Imagine if everyone could publish a document that contains aliases for other documents and users. For example, Alice has a public key method:345...
and Bob has a public key method:246...
. Alice has published and signed a document that contained aliases for other documents and her contacts.
{
"aliases": {
"Alice-article.txt": "ni:///sha256;980...",
"Alice": "did:method:345...",
"Bob": "did:method:246...",
"Microsoft": "https://microsoft.com/"
}
}
Bob has his own document:
{
"aliases": {
"Alice": "did:method:345...",
"Bob": "did:method:246...",
}
}
Then, anyone can use these aliases to reference other documents. For example, we can reference the ni:///sha256;980...
document like this: did:method:345.../Alice-article.txt
. Note that this refers to a mutable document because Alice may create and publish a new version of the aliases
document at any time, and the new aliases
document can override the previous value for Alice-article.txt
. In this example, we still use non-human readable did:method:345...

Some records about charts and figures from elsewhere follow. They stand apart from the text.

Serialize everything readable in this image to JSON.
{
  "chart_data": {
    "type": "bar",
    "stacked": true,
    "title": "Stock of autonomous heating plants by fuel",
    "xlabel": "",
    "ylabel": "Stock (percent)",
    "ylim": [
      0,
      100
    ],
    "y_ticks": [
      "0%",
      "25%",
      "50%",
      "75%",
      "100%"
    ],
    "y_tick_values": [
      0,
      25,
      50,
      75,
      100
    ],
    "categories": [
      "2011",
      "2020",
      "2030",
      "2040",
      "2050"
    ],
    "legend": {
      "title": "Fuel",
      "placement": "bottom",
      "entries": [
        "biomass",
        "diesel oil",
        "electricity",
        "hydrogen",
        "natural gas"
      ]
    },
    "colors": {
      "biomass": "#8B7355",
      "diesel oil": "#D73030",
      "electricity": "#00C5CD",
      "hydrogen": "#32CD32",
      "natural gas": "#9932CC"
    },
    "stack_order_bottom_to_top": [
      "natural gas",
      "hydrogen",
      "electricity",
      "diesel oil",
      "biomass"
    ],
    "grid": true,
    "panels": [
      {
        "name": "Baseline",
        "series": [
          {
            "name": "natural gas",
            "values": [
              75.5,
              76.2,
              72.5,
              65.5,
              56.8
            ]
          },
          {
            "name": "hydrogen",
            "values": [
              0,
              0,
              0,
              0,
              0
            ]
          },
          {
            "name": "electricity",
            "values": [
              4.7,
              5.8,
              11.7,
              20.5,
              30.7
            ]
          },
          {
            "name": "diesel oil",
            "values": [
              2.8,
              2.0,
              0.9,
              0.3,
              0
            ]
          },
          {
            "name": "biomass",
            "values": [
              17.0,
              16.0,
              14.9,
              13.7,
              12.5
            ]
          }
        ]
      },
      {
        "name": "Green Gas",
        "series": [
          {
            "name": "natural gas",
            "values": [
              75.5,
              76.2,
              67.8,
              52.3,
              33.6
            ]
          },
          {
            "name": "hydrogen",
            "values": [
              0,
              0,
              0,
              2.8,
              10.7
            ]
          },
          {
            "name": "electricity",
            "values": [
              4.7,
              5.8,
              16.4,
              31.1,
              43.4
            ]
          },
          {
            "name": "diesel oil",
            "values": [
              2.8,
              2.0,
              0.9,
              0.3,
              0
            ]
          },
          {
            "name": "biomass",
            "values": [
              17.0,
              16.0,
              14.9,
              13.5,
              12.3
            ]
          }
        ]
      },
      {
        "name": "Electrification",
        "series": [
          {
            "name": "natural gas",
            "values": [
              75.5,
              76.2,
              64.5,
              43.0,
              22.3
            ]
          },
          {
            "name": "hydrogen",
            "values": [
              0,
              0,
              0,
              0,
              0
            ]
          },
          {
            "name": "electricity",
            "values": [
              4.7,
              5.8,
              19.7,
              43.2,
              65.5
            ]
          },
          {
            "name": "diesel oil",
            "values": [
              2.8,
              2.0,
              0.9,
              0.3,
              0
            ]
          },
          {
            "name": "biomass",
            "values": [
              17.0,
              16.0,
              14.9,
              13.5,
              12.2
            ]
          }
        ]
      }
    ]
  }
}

; however, we can use relative links, which are much friendlier. For example, Bob can reference the document like /Alice/Alice-article.txt
, and Alice can reference the document like /Alice-article.txt
and also like /Alice/Alice-article.txt
.
Summary
You may notice that some software already works similarly, such as P2P networks, decentralized source control systems, blockchains, etc. CAI puts all these existing and future services together. At the same time, it doesn’t dictate protocol or consensus requirements for your data and services, such as cryptocurrency fees, to include your data in a network (e.g., blockchain). You may still use multiple different centralized or decentralized services and pay for them, for example, to promote your content, but it is not required. You can leave these services anytime and keep your data compatible with CAI services. No vendor lock-in when you create, share, and store your data.